JOE KIDD

Clint Eastwood in Joe Kidd (1972)

JOE KIDD

(director: John Sturges; screenwriters: Elmore Leonard/from the book by Louis L’Amour; cinematographer: Bruce Surtees; editor: Ferris Webster; music: Lalo Schifrin; cast: Clint Eastwood (Joe Kidd), Robert Duvall (Frank Harlan), John Saxon (Luis Chama), Don Stroud (Lamarr), Stella Garcia (Helen Sanchez), James Wainwright (Mingo), Gregory Walcott (Sheriff Bob Mitchell), Pepe Callahan (Naco), Pepe Hern (Priest), John Carter (Judge), Ron Soble (Ramon), Paul Koslo (Roy), Gil Baretto (Emilio); Runtime: 87; MPAA Rating: PG; producer: Sidney Beckerman; Universal; 1972)

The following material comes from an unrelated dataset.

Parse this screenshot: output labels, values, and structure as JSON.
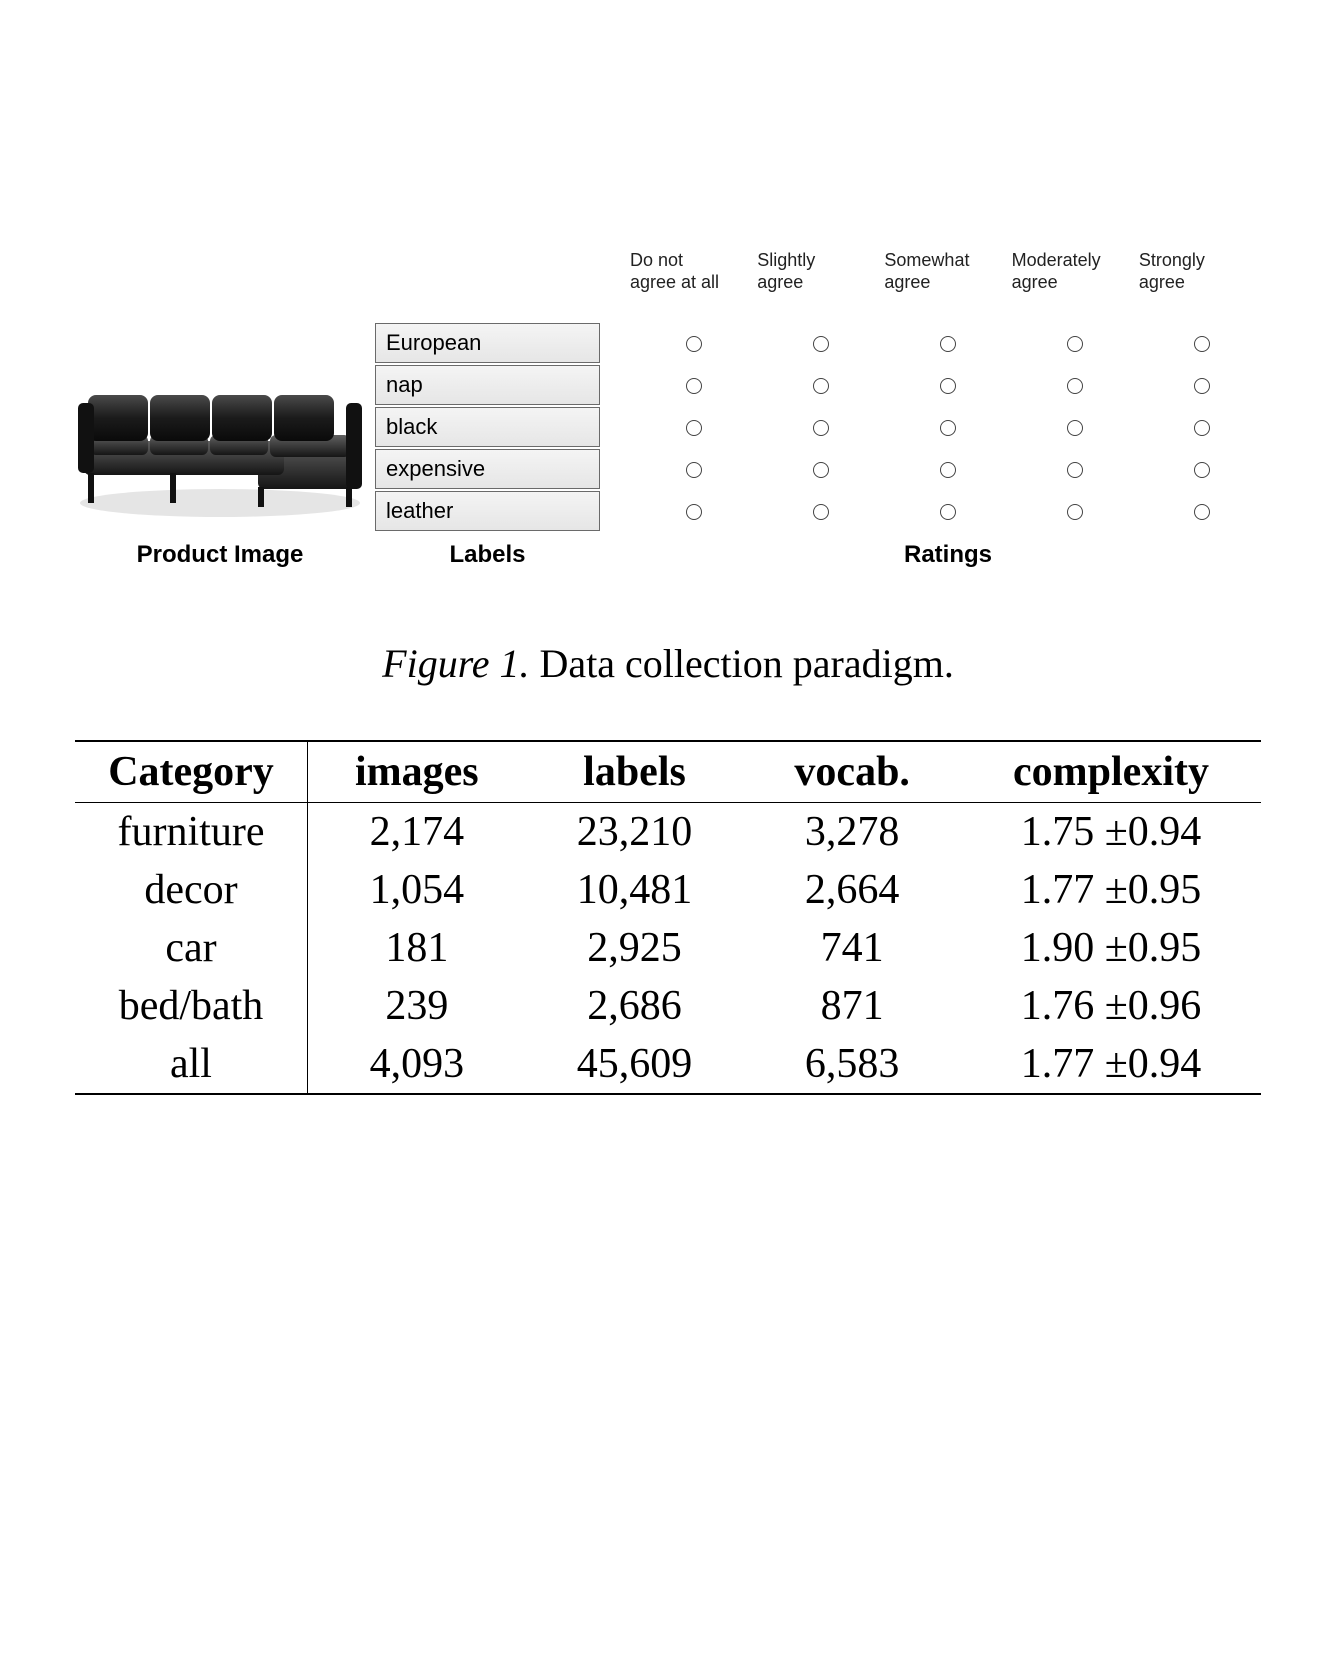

“Entertaining but senseless.”

Reviewed by Dennis Schwartz

John Sturges (“Bad Day at Black Rock”) directs in the tradition of a Sergio Leone Man-With-No-Name Western that is entertaining but senseless. It’s as confusing in its moral compass as the concluding scene where Clint Eastwood drives a train into a saloon. Sturges never decides, until it’s too late to save the film, if he wants the film to be a social justice or a plain action tale about a range war between the poor Mexican-Americans and the wealthy gringo ranchers who are stealing their land.

The muddled screenplay is by Elmore Leonard and it’s based on a book by Louis L’Amour. Bruce Surtees’s location photography is outstanding, as is the acting by Clint Eastwood and Robert Duval.

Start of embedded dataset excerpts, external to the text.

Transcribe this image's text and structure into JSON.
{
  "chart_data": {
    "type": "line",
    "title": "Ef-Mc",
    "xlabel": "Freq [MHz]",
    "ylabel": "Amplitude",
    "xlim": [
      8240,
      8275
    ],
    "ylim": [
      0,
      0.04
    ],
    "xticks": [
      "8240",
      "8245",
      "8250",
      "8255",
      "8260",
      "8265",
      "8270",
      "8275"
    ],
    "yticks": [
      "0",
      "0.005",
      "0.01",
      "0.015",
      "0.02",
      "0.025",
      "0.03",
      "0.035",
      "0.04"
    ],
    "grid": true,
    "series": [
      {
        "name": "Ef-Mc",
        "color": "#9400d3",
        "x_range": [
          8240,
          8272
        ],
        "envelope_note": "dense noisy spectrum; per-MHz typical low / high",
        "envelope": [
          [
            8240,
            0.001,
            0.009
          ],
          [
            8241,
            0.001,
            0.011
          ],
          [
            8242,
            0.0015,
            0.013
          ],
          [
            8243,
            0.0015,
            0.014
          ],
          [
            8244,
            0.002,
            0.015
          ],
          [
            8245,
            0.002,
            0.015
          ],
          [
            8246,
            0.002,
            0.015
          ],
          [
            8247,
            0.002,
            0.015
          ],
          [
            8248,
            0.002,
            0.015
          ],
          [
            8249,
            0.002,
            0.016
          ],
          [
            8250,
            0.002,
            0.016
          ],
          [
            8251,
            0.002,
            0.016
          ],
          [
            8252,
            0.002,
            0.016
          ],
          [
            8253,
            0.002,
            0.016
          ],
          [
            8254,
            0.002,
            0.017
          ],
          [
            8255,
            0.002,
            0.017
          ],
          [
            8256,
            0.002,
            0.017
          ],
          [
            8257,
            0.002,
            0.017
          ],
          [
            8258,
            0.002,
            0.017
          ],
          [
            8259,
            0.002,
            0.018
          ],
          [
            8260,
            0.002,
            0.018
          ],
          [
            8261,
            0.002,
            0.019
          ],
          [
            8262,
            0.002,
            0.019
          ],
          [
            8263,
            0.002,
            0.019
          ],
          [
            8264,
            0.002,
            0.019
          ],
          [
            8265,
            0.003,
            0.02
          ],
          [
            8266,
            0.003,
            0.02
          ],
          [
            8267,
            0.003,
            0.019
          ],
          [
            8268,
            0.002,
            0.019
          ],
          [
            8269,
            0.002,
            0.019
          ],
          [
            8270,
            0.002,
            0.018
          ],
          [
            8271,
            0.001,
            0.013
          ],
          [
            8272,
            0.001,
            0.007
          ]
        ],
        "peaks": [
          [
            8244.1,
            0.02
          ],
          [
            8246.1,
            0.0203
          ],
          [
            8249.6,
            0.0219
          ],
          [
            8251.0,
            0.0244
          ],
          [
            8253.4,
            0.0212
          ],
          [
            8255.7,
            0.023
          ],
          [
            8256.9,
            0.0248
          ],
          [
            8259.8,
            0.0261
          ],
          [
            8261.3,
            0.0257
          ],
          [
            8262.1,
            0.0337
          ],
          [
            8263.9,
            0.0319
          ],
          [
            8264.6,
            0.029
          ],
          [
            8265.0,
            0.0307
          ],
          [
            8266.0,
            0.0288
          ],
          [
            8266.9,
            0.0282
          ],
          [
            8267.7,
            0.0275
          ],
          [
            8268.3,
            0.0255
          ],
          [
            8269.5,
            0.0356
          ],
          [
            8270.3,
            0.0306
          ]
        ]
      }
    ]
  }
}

In the New Mexico town of Sinola a band of the dispossessed revolutionaries and their leader Luis Chama (John Saxon) burn the deeds of the gringos in response to the court’s claim that their original deeds went up in smoke in what was a questionable courthouse fire. Disreputable ex-bounty hunter Joe Kidd (Clint Eastwood) has been arrested by Sheriff Bob Mitchell for poaching, disorderly conduct and resisting arrest, for which he’s serving a 10 day jail sentence. Somehow Kidd gets into the middle of the squabble between the law and the revolutionaries, and in self-defense kills one of Chama’s thugs, Naco, who got it into him that he must tangle with Kidd. But Kidd refuses the sheriff’s request to join the posse chasing Chama, saying it’s none of his business.

Ruthless land baron Frank Harlan (Robert Duvall) comes into town the next day with a gang of heavily armed thugs prepared to hunt down Chama. Harlan pays Kidd’s fine to spring him from jail and then hires Kidd as a tracker to find Chama in the wilderness, but Kidd agrees only after Chama’s men steal the horses on his ranch and leave his worker tied up with barbed wire.

Harlan betrays Kidd at a church, near where Chama is hiding in the hills, and holds him as a prisoner, as he threatens to kill the poor Mexican parishioners five at a time unless Chama surrenders. With the help of the priest and one of the hostages, Helen Sanchez, a member of Chama’s revolutionary group and the leader’s lover, Kidd frees the hostages and escapes with Helen to Chama’s hideout. Kidd before he escapes disposes of Harlan’s vindictive oafish thug Lamarr (Don Stroud), and does it in a pleasingly comical fashion.

When Kidd meets Chama at his hideout he challenges him to be a true leader and care about his people, and forces him at gunpoint to surrender to him and go into town to let the courts decide who is right. By the time they reach town, Kidd has miraculously gotten the rabid revolutionary to believe he will get a fair trial and he willingly goes along with Kidd (which is really hard to swallow, especially since Kidd is so tight-lipped he hardly says anything). In town, Harlan and his thugs attack just as Chama surrenders to the sheriff and it becomes clear at this point that all this film was about was building to a lively shootout for the closing scene, which is done in a typically cool Eastwood style.